Kyrgyzstan: Shocking case of domestic violence sparks demand, if little hope, for change
Reported cases of domestic violence rose 65 percent year-on-year.

“She’ll remember this afterward. She needs this. Keep filming,” says the man, urging his younger sister to keep the camera trained on him.
The scene that then unfolds has scandalized many, even in Kyrgyzstan, where grisly tales of domestic violence emerge with unerring regularity.
The man, who is aged around 50, repeatedly barks orders at a woman, his wife, to turn and face him so that he may slap her. Car tires filled with bricks are tied around her neck. Again and again, the man disappears off-screen to collect buckets of cold water that he empties over her head.
The woman filming the scene, which played out in the southern Jalal-Abad province, begs the man to stop, but he ignores her.
The wife’s offense, in her husband’s eyes, was that of going to visit her own sister without asking for permission. By recording the punishment, the man intended that the sister would learn the consequences of her and his wife defying his wishes.
The video has been widely shared on social media and messaging apps, generating considerable indignation in the process. Constrained by coronavirus-linked restrictions on assembly, activists invoked an online get-together on June 14. A rally was also held by women’s rights activists outside parliament on June 15.
The man in the video was already detained, on June 13, and has been sentenced to serve 15 days in jail.
But one-off punishments, such as they are, do not seem up to the job of ending a resilient scourge. Deputy Prime Minister Aida Ismailova said in remarks after the footage surfaced that in households where domestic violence has occurred, there are repeat incidents in at least 70 percent of the cases. The number of recorded domestic violence incidents keeps growing. In the first three months of this year, they were up by 65 percent compared to the same period in 2019.
Just acknowledging the problem does not go far enough, however.
Natalya Nikitenko, a lawmaker, proposed opening state-funded crisis centers for victims of domestic violence. All such existing facilities are run by nongovernmental groups and are funded through grants and donations.

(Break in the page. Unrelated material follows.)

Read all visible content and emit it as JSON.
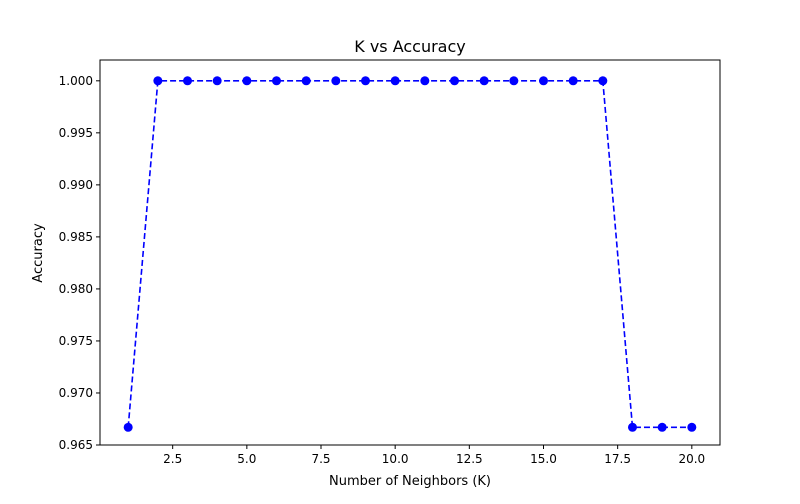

“This high-profile case has illustrated a problem that has been ripening for a long time and that has matured with the connivance of the authorities, law enforcement agencies and prosecutors,” Nikitenko said.
Lawmakers are doing their bit to make life harder for the few organizations that are now helping, however. Parliament on June 15 approved the second reading of legislation that will require NGOs to engage in more exhaustive reporting on their finances than is currently required, draining the often-small organizations of their already depleted human and financial resources.
Public shows of solidarity are also not tolerated. The June 15 rally, which was organized by a local feminist group and attended by about 10 people in full respect of social distancing requirements, was quickly broken up by a group of more than a dozen policemen.
“We made our posters in advance and gave only one day notice of our one-person pickets, because we were afraid to do it before in case of provocateurs or an attack. The police said we were spoiled and badly brought-up and accused us of failing to maintain a proper distance,” one organizer, Aizhamal Bektenova, told Eurasianet. “None of the policemen volunteered their name, position or showed any identification. One of them shoved me.”
Bishkek deputy police chief Yerlan Atantayev told Kloop news website that the rally was broken up because of the coronavirus restrictions on public gatherings.
“We say the same thing at other rallies, and people disperse. If we do not take them away from there, then other people will arrive and start making a racket,” Atantayev said.
Women’s rights activists may be forgiven for not wanting to give too much notice about their intentions to rally. When hundreds of people turned out for a peaceful march in the city center on March 8, International Women’s Day, their assembly was assaulted by a mob of men describing themselves as traditionalists seeking to uphold morality. Police on that occasion largely looked on impassively.
Last year, police recorded more than 8,000 instances of domestic violence. In around 85 percent of the cases, complaints to the authorities were withdrawn, often under pressure from relatives.
This last episode has followed in that pattern. Even as the man’s case was being heard in court, the victim appealed to judge to clear him, insisting that the entire matter was a personal family affair. Police proceeded undeterred, however, on the basis of the video material.
Ayzirek Imanaliyeva is a journalist based in Bishkek.